The Decoder November 23, 2024 NEUTRAL

Distributed AI training moves across three continents with Intellect-1

Prime Intellect says it has trained Intellect-1, a 10-billion-parameter language model, using computers across the US, Europe, and Asia. The company plans to release both the model and its training data as open source next week, while acknowledging that the system is still closer to a proof of concept than a rival to larger commercial AI models.

Prime Intellect says it has completed training Intellect-1, a 10-billion-parameter language model built with computing resources spread across the US, Europe, and Asia. The company presents the project as an early demonstration that large AI models do not have to be trained only inside the most centralized and heavily resourced labs.

The claim is narrow but important: Prime Intellect says Intellect-1 is the first language model of this size trained through a distributed approach. The company plans to make both Intellect-1 and its training data available as open source next week.

Why distributed AI training matters

Training large AI models typically depends on major computing resources working together reliably. Prime Intellect’s project tries to stretch that idea across geography, using computers located on three continents rather than treating training as something that must happen inside a single tightly controlled cluster.

The company’s broader aim is to show that smaller organizations can participate in building large AI systems.

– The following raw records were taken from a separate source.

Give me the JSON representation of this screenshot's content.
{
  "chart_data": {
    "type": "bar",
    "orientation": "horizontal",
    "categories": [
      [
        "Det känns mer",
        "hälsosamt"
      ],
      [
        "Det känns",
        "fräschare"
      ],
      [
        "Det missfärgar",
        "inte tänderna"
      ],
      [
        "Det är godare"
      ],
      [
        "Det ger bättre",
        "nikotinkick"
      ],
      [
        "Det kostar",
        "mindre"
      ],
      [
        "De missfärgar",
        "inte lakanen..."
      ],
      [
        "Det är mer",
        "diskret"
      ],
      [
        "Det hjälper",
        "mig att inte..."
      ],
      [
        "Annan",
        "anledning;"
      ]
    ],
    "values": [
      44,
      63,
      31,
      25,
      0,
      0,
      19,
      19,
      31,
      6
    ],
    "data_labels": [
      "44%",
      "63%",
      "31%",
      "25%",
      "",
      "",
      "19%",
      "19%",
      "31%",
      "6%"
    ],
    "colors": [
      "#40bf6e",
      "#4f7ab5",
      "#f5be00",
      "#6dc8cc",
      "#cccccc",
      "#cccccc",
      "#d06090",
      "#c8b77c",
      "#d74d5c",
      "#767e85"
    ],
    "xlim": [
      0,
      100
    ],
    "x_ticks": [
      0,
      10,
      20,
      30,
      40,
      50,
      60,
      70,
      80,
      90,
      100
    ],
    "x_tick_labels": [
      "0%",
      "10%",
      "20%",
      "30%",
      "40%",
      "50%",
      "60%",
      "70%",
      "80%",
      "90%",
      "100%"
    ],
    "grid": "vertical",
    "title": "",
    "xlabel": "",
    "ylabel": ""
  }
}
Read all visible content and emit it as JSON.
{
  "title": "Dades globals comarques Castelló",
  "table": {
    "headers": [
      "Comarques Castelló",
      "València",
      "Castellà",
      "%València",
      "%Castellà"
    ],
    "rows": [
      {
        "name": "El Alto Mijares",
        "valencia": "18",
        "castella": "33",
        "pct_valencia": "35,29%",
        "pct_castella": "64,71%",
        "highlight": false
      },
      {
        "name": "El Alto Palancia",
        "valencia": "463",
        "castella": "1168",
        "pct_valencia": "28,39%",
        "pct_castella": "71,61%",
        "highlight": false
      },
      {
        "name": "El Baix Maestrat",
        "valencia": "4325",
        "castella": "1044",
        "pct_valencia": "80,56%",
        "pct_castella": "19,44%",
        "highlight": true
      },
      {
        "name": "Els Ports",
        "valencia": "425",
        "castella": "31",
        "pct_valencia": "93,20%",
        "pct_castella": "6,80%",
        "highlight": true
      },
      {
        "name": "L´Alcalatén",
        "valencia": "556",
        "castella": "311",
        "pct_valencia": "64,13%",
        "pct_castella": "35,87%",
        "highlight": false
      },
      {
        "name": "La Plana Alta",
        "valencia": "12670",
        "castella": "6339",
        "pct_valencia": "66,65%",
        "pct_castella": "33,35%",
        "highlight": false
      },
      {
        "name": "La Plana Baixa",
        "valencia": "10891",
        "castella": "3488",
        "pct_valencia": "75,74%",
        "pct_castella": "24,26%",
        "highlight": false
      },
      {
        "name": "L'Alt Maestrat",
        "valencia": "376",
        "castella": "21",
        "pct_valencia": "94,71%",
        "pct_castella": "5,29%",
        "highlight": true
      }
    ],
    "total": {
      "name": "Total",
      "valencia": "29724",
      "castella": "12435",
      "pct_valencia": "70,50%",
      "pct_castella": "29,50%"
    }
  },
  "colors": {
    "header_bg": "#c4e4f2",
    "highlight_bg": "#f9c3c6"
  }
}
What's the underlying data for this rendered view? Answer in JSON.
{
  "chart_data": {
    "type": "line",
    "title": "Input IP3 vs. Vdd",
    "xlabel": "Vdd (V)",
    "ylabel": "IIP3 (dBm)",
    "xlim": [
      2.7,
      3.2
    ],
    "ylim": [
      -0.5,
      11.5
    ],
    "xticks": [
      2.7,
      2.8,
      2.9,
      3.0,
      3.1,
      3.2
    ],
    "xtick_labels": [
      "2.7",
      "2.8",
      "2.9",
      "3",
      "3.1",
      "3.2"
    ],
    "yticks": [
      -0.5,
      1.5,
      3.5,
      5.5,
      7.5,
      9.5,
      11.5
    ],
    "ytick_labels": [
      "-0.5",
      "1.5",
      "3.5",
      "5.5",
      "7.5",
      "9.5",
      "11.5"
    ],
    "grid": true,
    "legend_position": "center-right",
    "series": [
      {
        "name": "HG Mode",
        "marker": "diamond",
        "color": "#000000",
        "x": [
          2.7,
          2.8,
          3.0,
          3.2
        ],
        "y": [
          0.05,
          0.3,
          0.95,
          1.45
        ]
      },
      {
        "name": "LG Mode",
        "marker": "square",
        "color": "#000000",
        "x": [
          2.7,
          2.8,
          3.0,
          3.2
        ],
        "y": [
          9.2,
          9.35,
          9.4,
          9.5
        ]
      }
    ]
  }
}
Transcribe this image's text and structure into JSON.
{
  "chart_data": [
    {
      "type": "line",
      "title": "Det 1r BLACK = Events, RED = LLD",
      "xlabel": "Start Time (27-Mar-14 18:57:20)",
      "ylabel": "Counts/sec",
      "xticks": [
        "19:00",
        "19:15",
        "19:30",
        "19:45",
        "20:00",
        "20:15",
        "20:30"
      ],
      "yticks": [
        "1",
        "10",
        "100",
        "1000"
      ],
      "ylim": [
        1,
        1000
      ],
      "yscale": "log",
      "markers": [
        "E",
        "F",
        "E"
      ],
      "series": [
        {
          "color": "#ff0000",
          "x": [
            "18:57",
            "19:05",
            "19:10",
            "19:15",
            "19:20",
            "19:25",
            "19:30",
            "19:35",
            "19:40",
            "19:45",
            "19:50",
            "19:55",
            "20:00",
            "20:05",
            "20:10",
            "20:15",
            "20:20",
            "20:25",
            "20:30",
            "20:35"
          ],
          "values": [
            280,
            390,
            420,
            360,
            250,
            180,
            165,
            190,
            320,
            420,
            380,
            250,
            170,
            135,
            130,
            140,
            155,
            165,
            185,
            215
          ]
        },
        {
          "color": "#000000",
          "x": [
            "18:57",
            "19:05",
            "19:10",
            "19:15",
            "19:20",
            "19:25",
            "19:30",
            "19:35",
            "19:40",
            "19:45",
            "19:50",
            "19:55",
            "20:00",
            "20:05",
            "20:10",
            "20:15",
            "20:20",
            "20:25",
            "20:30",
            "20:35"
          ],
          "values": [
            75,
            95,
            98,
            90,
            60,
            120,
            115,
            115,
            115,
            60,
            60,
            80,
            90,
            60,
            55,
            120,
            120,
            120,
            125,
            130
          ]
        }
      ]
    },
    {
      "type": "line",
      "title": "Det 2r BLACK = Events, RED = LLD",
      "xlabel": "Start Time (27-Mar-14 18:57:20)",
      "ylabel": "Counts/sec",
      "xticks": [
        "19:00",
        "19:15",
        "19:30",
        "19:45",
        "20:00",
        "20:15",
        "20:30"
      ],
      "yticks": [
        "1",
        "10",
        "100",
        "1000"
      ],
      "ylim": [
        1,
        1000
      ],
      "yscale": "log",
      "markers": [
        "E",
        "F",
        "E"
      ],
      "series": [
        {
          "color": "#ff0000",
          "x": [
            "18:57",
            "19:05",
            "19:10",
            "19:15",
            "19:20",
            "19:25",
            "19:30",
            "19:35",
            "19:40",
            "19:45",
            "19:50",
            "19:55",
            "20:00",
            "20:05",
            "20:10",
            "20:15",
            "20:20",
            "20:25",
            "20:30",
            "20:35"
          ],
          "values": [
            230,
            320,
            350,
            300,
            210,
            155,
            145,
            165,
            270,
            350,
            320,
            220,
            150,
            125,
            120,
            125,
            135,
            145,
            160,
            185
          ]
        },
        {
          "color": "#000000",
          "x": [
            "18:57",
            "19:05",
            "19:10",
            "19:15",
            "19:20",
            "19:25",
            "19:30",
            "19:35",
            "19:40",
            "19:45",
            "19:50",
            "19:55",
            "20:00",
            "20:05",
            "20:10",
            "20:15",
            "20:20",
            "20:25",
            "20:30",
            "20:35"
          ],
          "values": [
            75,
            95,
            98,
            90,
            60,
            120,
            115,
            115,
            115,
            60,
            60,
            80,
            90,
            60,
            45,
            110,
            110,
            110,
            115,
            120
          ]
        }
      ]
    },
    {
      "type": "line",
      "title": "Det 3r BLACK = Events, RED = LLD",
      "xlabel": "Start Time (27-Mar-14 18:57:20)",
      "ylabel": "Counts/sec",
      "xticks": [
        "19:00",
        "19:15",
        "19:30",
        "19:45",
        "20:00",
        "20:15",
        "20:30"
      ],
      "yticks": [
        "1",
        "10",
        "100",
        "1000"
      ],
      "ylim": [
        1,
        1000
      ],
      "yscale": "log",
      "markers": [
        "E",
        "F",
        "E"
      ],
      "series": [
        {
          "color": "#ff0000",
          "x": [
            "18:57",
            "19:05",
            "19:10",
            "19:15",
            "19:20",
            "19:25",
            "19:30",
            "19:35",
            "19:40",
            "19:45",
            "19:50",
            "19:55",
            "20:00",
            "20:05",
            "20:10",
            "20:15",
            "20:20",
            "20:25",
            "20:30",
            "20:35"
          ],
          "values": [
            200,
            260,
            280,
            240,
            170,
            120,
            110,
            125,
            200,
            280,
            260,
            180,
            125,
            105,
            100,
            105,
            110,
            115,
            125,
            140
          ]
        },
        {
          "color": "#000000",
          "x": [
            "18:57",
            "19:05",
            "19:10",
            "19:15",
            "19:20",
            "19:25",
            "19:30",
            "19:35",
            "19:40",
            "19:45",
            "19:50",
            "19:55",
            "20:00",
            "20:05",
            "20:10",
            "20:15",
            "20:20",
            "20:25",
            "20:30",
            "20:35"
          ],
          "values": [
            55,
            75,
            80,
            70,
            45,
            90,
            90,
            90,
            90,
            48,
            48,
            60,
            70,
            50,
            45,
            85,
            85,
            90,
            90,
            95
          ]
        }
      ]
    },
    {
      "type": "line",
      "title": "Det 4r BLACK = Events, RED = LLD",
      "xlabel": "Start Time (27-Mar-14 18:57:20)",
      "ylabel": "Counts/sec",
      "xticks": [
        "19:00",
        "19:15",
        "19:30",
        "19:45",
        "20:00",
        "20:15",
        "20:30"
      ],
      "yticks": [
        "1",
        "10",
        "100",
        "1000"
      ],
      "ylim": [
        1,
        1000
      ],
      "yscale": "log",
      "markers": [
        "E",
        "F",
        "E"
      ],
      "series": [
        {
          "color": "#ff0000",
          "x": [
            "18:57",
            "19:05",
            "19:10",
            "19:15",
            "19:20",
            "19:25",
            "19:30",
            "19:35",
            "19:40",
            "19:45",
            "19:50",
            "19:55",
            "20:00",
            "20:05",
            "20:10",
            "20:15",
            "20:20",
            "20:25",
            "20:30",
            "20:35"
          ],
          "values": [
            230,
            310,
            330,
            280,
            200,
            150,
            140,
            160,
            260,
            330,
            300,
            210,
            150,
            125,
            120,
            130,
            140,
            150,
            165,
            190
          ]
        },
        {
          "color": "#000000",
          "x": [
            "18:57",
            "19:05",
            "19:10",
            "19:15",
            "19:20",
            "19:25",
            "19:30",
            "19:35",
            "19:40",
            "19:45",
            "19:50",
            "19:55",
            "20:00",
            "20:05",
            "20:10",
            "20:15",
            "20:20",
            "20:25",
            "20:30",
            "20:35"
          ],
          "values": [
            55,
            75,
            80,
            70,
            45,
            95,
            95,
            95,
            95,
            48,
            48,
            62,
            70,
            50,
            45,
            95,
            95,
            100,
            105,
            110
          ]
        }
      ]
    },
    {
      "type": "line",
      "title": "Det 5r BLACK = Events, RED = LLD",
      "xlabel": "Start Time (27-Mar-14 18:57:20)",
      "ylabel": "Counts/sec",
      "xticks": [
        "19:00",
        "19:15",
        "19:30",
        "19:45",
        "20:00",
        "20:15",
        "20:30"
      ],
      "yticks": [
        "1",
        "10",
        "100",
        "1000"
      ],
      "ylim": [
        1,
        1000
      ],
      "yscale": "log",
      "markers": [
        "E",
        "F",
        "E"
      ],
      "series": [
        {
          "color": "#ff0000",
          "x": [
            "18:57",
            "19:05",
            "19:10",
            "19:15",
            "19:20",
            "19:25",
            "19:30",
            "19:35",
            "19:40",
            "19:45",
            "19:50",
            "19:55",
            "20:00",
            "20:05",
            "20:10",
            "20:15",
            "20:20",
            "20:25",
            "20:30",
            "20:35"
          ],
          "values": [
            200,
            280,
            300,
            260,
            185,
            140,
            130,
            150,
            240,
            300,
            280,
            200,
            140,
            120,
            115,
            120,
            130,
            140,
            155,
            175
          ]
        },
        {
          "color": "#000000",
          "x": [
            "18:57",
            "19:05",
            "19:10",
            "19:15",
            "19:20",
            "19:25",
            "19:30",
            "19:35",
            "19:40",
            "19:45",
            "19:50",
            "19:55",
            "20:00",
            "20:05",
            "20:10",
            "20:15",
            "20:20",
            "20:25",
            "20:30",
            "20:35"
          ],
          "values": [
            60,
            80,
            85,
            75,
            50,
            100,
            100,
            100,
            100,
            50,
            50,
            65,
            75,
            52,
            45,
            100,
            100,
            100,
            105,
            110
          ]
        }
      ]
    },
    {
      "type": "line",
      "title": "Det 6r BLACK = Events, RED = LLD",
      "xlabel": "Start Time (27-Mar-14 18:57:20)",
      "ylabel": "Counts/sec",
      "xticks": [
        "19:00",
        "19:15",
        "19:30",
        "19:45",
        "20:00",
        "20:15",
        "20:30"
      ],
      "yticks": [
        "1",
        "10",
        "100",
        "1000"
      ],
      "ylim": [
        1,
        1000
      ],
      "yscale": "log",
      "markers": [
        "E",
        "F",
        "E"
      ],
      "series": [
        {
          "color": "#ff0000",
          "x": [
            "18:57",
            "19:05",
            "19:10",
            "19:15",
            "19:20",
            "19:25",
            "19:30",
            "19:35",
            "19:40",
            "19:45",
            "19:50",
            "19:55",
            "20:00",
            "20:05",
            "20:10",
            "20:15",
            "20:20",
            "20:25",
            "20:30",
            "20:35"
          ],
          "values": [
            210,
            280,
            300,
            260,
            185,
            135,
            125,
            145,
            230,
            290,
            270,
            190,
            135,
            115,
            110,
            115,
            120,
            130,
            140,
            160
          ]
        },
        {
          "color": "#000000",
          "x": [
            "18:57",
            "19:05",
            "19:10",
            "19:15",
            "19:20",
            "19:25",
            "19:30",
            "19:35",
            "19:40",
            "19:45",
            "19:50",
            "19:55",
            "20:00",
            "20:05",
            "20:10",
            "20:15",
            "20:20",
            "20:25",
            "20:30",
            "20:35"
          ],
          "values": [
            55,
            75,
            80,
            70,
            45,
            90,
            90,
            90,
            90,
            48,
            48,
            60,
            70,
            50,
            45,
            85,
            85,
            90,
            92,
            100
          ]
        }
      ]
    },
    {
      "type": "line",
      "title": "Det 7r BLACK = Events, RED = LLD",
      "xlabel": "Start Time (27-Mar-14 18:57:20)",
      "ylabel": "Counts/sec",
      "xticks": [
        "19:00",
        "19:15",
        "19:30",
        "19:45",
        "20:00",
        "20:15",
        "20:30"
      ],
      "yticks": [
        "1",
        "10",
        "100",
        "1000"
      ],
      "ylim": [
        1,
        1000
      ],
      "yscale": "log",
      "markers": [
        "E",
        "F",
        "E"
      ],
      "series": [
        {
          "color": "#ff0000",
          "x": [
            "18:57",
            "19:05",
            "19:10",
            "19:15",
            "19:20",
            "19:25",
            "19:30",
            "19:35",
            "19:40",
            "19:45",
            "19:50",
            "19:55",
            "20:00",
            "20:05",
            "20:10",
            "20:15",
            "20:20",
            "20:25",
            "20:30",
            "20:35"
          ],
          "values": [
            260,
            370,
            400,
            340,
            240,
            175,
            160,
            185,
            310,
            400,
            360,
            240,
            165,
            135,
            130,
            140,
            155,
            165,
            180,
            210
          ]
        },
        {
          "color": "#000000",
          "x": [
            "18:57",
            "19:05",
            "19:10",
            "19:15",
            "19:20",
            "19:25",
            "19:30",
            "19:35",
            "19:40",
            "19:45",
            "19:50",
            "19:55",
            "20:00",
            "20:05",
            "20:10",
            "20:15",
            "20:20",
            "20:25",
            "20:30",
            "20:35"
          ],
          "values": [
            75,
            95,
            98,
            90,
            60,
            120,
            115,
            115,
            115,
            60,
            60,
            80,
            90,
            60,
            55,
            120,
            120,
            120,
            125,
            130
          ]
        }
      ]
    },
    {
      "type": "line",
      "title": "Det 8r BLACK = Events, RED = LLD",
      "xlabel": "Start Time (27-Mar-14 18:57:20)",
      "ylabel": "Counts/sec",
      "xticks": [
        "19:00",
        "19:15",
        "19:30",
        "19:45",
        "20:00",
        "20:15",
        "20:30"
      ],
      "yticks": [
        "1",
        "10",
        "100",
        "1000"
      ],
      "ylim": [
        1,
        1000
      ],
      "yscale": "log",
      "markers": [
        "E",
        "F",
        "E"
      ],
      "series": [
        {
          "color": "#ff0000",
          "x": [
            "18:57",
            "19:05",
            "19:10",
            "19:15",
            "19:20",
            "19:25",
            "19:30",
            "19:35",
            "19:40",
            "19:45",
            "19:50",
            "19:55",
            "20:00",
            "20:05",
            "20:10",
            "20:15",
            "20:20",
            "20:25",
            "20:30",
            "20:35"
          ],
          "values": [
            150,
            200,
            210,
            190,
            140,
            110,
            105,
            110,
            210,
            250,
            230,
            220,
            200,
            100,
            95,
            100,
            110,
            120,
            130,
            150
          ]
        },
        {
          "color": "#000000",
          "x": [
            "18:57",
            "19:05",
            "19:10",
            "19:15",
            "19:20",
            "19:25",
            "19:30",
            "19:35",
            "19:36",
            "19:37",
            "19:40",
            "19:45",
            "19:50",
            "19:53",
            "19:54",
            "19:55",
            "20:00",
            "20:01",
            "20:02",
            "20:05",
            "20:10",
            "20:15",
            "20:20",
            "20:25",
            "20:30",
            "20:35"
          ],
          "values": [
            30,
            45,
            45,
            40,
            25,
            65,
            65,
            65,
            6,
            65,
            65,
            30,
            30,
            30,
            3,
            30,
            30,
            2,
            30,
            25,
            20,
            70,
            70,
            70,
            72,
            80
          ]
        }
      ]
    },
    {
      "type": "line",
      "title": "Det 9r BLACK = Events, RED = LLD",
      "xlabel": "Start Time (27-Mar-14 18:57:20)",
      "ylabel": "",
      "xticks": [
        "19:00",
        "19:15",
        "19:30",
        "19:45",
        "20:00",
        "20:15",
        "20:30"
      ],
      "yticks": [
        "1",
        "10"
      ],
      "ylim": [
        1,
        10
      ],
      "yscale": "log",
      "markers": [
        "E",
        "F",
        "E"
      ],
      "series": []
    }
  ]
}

In its framing, distributed AI training could let more people contribute computing power to transparent, freely available AI systems.

That matters because access to compute is one of the practical barriers in AI development. If distributed training can work reliably, it could change who is able to participate in model building, even if it does not immediately produce systems that match the strongest commercial models.

Prime Intellect also connects the project to open-source AI development. The company says open-source development reduces the risks of centralized control, while also acknowledging that competing with major AI labs requires coordinated effort.

How Intellect-1 was trained

Prime Intellect used OpenDiLoCo, its open-source version of DeepMind’s Distributed Low-Communication method, known as DiLoCo. The method is designed to support training across globally distributed systems while minimizing data transfer requirements.

That reduced communication burden is central to the project. A worldwide network of graphics cards cannot behave exactly like a local cluster, so the system has to manage communication efficiently while training continues.

Prime Intellect says it built a reliable distributed training system on top of this foundation. The system is designed to handle computing resources being added or removed on the fly, which is a key requirement if the long-term goal is to let many participants contribute compute.

The model itself is based on the LLaMA-3 architecture and was trained on open datasets. Its training data includes more than 6 trillion tokens, primarily from four sources:

Fineweb-edu
DLCM
Stack v2
OpenWebMath

Those details place Intellect-1 squarely inside the open-model ecosystem. The model architecture, training method, and planned release of the model and data all point toward a project built around transparency and reproducibility.

What Prime Intellect wants to build next

Prime Intellect describes Intellect-1 as a first step rather than the final target. The company wants to scale its distributed training approach to more advanced open-source models.

The next stage is not only about bigger models. Prime Intellect is also building a system that would let anyone contribute computing power securely, with training sessions open to public participation.

That vision depends on more than software. The company says competing with major AI labs will require collaboration and computing resources, and it is seeking support on both fronts.

If the approach works at larger scales, it could give smaller organizations and independent contributors a more direct role in training open AI systems. The source article frames that as the central promise of the project: making AI development more accessible without placing all control in a small number of centralized institutions.

The limits of the breakthrough

Intellect-1 is still relatively small by today’s standards, despite its 10 billion parameters. The source article notes that, even without benchmark results, it is unlikely to match larger commercial AI models or even smaller open-source models.

That distinction matters. The project’s significance is not that Intellect-1 appears to be the strongest model available. Its significance is that Prime Intellect says it has shown a distributed training process can produce a model of this size across computers in the US, Europe, and Asia.

In other words, the technical pathway may be more important than the immediate model output. Intellect-1 is best understood as a proof point for a training method and participation model, not as evidence that distributed open-source training has already caught up with leading AI labs.

The major question is whether Prime Intellect can move from proof of concept to practical impact. Scaling distributed training to more advanced open-source models, managing unreliable or changing compute resources, and coordinating public participation are all part of the challenge described in the source.

For now, Intellect-1 gives the open AI community a concrete experiment to watch. If Prime Intellect follows through on its planned open-source release next week, outside developers will be able to inspect the model and its training data, and the larger test will begin: whether distributed training can become a meaningful force in AI development rather than a one-time demonstration.